Pour le rapport, le potentiel du photovoltaïque décentralisé reste largement inexploité, notamment pour l’agriculture, la petite industrie et l’électrification rurale. Pourtant, notre pays dispose d’un fort potentiel pour développer l’énergie communautaire, les coopératives solaires et l’emploi local dans le secteur des énergies renouvelables, mais cela nécessite des réformes de gouvernance plus ambitieuses et un accès au financement climatique.
Le document rappelle que la première centrale solaire de grande envergure chez nous, soit Tozeur I (10 MW), financée par la KfW et mise en service en 2019/2020, a vu son extension, Tozeur II (10 MW), inaugurée en mars 2022. La centrale photovoltaïque de Tataouine (10 MW), exploitée par ENI/ETAP (Ente Nazionale Idrocarburi/Entreprise Tunisienne d’Activités Pétrolières), est déjà raccordée au réseau.
Il mentionne, également, que, de son côté, TuNur développerait un projet (solaire thermique à concentration et photovoltaïque) d’exportation d’électricité du Sahara vers l’Europe, d’une capacité de plusieurs gigawatts, avec une liaison dédiée vers l’Italie et Malte. Selon le rapport, ce projet, distinct de la concession de Tataouine, est encore en phase de développement et d’obtention des autorisations.
Le rapport mentionne le fait qu’un nombre croissant d’investissements étrangers, notamment en provenance du Golfe et d’Europe, sont destinés à la production d’électricité pour la production d’hydrogène vert ou pour l’exportation directe vers l’Europe, comme en témoignent des projets tels que l’interconnexion d’Elmed avec l’Italie, investissements soulevant des questions cruciales concernant la souveraineté énergétique et les retombées économiques pour notre pays.
Décalage structurel entre ambition et capacité institutionnelle
Le développement de l’énergie éolienne demeure, quant à lui, modeste. Des projets comme Sidi Daoud (54 MW) et Korbous sont opérationnels, mais les nouvelles installations de grande envergure sont restées minimes ces dix dernières années. Le potentiel technique de l’énergie éolienne chez nous, notamment dans les zones côtières et sur les hauts plateaux intérieurs, demeure largement inexploité.
Ce décalage structurel entre ambition et capacité institutionnelle constitue un défi pour notre pays. Le document met en avant le fait que, malgré des progrès notables sur les plans juridique et politique, la mise en œuvre de ces cadres est entravée par la complexité administrative, les obstacles financiers et les capacités techniques limitées aux niveaux local et infranational.

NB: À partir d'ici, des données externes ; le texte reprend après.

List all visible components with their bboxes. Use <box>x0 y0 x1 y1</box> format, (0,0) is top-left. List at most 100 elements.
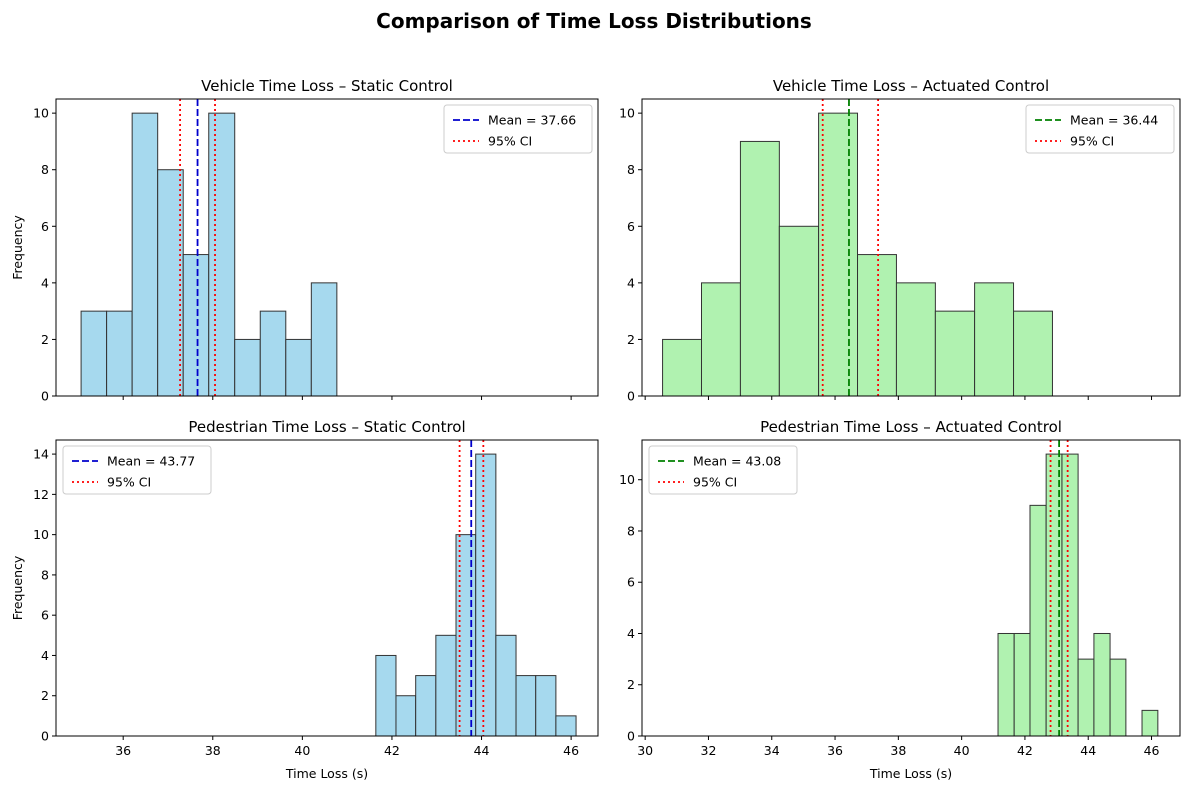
legend-mean-label: Mean = 36.44 <box>1070 113 1158 128</box>
histogram-bar <box>375 654 397 737</box>
histogram-bar <box>259 310 287 397</box>
chart-panel-1: Vehicle Time Loss – Static Control 0 2 4 6 8 1… <box>10 77 599 404</box>
y-tick-label: 2 <box>627 332 635 347</box>
y-tick-label: 8 <box>627 523 635 538</box>
histogram-bar <box>974 282 1015 397</box>
y-tick-label: 4 <box>627 626 635 641</box>
y-tick-label: 0 <box>627 729 635 744</box>
y-tick-label: 0 <box>41 389 49 404</box>
histogram-bar <box>106 310 133 397</box>
y-tick-label: 2 <box>41 332 49 347</box>
x-tick-label: 40 <box>294 743 310 758</box>
x-axis-label: Time Loss (s) <box>285 766 368 781</box>
panels: Vehicle Time Loss – Static Control024681… <box>10 77 1181 781</box>
legend: Mean = 37.66 95% CI <box>443 104 593 154</box>
histogram-bar <box>310 282 338 397</box>
histogram-bar <box>857 254 897 397</box>
legend: Mean = 36.44 95% CI <box>1025 104 1175 154</box>
legend: Mean = 43.77 95% CI <box>62 445 212 495</box>
panel-title: Pedestrian Time Loss – Actuated Control <box>760 418 1062 436</box>
x-tick-label: 44 <box>1080 743 1096 758</box>
y-tick-label: 12 <box>33 487 49 502</box>
histogram-bar <box>395 695 417 737</box>
histogram-bar <box>1141 709 1159 737</box>
histogram-bar <box>700 282 741 397</box>
y-tick-label: 6 <box>627 219 635 234</box>
axes-frame <box>641 98 1181 397</box>
histogram-bar <box>818 112 859 397</box>
histogram-bar <box>997 632 1015 737</box>
histogram-bar <box>1029 504 1047 737</box>
y-tick-label: 6 <box>41 608 49 623</box>
legend-ci-label: 95% CI <box>488 134 532 149</box>
axes-frame <box>641 439 1181 737</box>
histogram-bar <box>934 310 976 397</box>
panel-title: Vehicle Time Loss – Static Control <box>201 77 453 95</box>
y-tick-label: 4 <box>41 275 49 290</box>
y-tick-label: 4 <box>41 648 49 663</box>
axes-frame <box>55 98 599 397</box>
y-tick-label: 0 <box>627 389 635 404</box>
histogram-bar <box>475 453 497 737</box>
legend-box <box>443 104 593 154</box>
histogram-bar <box>495 634 517 737</box>
x-tick-label: 42 <box>1017 743 1033 758</box>
x-axis-label: Time Loss (s) <box>869 766 952 781</box>
panel-title: Pedestrian Time Loss – Static Control <box>188 418 465 436</box>
histogram-bar <box>80 310 108 397</box>
histogram-bar <box>515 675 537 737</box>
histogram-bar <box>415 675 437 737</box>
legend-mean-label: Mean = 43.77 <box>107 454 195 469</box>
histogram-bar <box>435 634 457 737</box>
x-tick-label: 42 <box>384 743 400 758</box>
x-tick-label: 46 <box>563 743 579 758</box>
x-tick-label: 34 <box>764 743 780 758</box>
y-tick-label: 14 <box>33 447 49 462</box>
x-tick-label: 40 <box>954 743 970 758</box>
x-tick-label: 36 <box>827 743 843 758</box>
y-tick-label: 6 <box>41 219 49 234</box>
histogram-bar <box>895 282 936 397</box>
legend-mean-label: Mean = 43.08 <box>693 454 781 469</box>
legend: Mean = 43.08 95% CI <box>648 445 798 495</box>
x-tick-label: 46 <box>1144 743 1160 758</box>
legend-ci-label: 95% CI <box>1070 134 1114 149</box>
histogram-bar <box>131 112 159 397</box>
histogram-bar <box>778 225 820 397</box>
chart-panel-3: Pedestrian Time Loss – Static Control 36 3… <box>10 418 599 781</box>
histogram-bar <box>1093 632 1111 737</box>
legend-ci-label: 95% CI <box>107 475 151 490</box>
legend-box <box>1025 104 1175 154</box>
axes-frame <box>55 439 599 737</box>
histogram-bar <box>1013 632 1031 737</box>
histogram-bar <box>555 715 577 737</box>
histogram-bar <box>157 169 184 397</box>
y-tick-label: 2 <box>627 677 635 692</box>
panel-title: Vehicle Time Loss – Actuated Control <box>773 77 1049 95</box>
y-tick-label: 2 <box>41 688 49 703</box>
x-tick-label: 32 <box>701 743 717 758</box>
histogram-bar <box>208 112 236 397</box>
chart-panel-4: Pedestrian Time Loss – Actuated Control 3… <box>619 418 1181 781</box>
histogram-bar <box>662 338 702 397</box>
histogram-bar <box>285 338 312 397</box>
histogram-bar <box>739 140 780 397</box>
y-tick-label: 8 <box>41 567 49 582</box>
histogram-bar <box>1077 658 1095 737</box>
x-tick-label: 44 <box>474 743 490 758</box>
x-tick-label: 38 <box>890 743 906 758</box>
legend-ci-label: 95% CI <box>693 475 737 490</box>
y-tick-label: 10 <box>33 527 49 542</box>
histogram-bar <box>1109 658 1127 737</box>
y-tick-label: 8 <box>41 162 49 177</box>
x-tick-label: 30 <box>637 743 653 758</box>
y-tick-label: 4 <box>627 275 635 290</box>
y-tick-label: 10 <box>33 106 49 121</box>
y-axis-label: Frequency <box>10 215 25 280</box>
figure-title: Comparison of Time Loss Distributions <box>376 9 812 33</box>
histogram-bar <box>234 338 261 397</box>
histogram-bar <box>182 254 210 397</box>
chart-panel-2: Vehicle Time Loss – Actuated Control 0 2 4 6… <box>619 77 1181 404</box>
y-tick-label: 6 <box>627 575 635 590</box>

Le rapport souligne, également, l’absence quasi totale de mécanismes de propriété et de partage des bénéfices au niveau communautaire dans la planification nationale (un problème récurrent dans la région, malgré la présence de nombreuses communautés isolées). Si des cadres existent pour les producteurs indépendants d’électricité, ils sont souvent conçus pour les grands acteurs disposant des ressources financières et juridiques nécessaires pour s’orienter dans des circuits réglementaires lents. Ceci renforce les inégalités d’accès aux bénéfices des énergies renouvelables et freine l’adhésion du public à la transition énergétique.
Le rapport met en garde le fait que, même si les projets d’énergies renouvelables créent, généralement, plus d’emplois que les énergies fossiles, il est important d’éviter les chiffres exagérés qui considèrent les emplois temporaires liés à la construction comme permanents et qui présupposent une production locale qui n’existe peut-être pas encore. Selon le rapport, notre stratégie en matière d’hydrogène vert promet des milliers d’emplois sans que l’on sache clairement comment les embauches locales ni les conditions de travail soient prises en compte.
D’autre part, pour Greenpeace MENA, les marchés et compensations carbone, actuellement à l’étude chez nous, risquent de transformer les terres et les écosystèmes en marchandises pour les pollueurs externes (qui continueront à polluer), renforçant ainsi une forme de «colonialisme vert».
Il existe un réel risque d’accaparement des terres pour la création de puits de carbone ou de plantations de monoculture.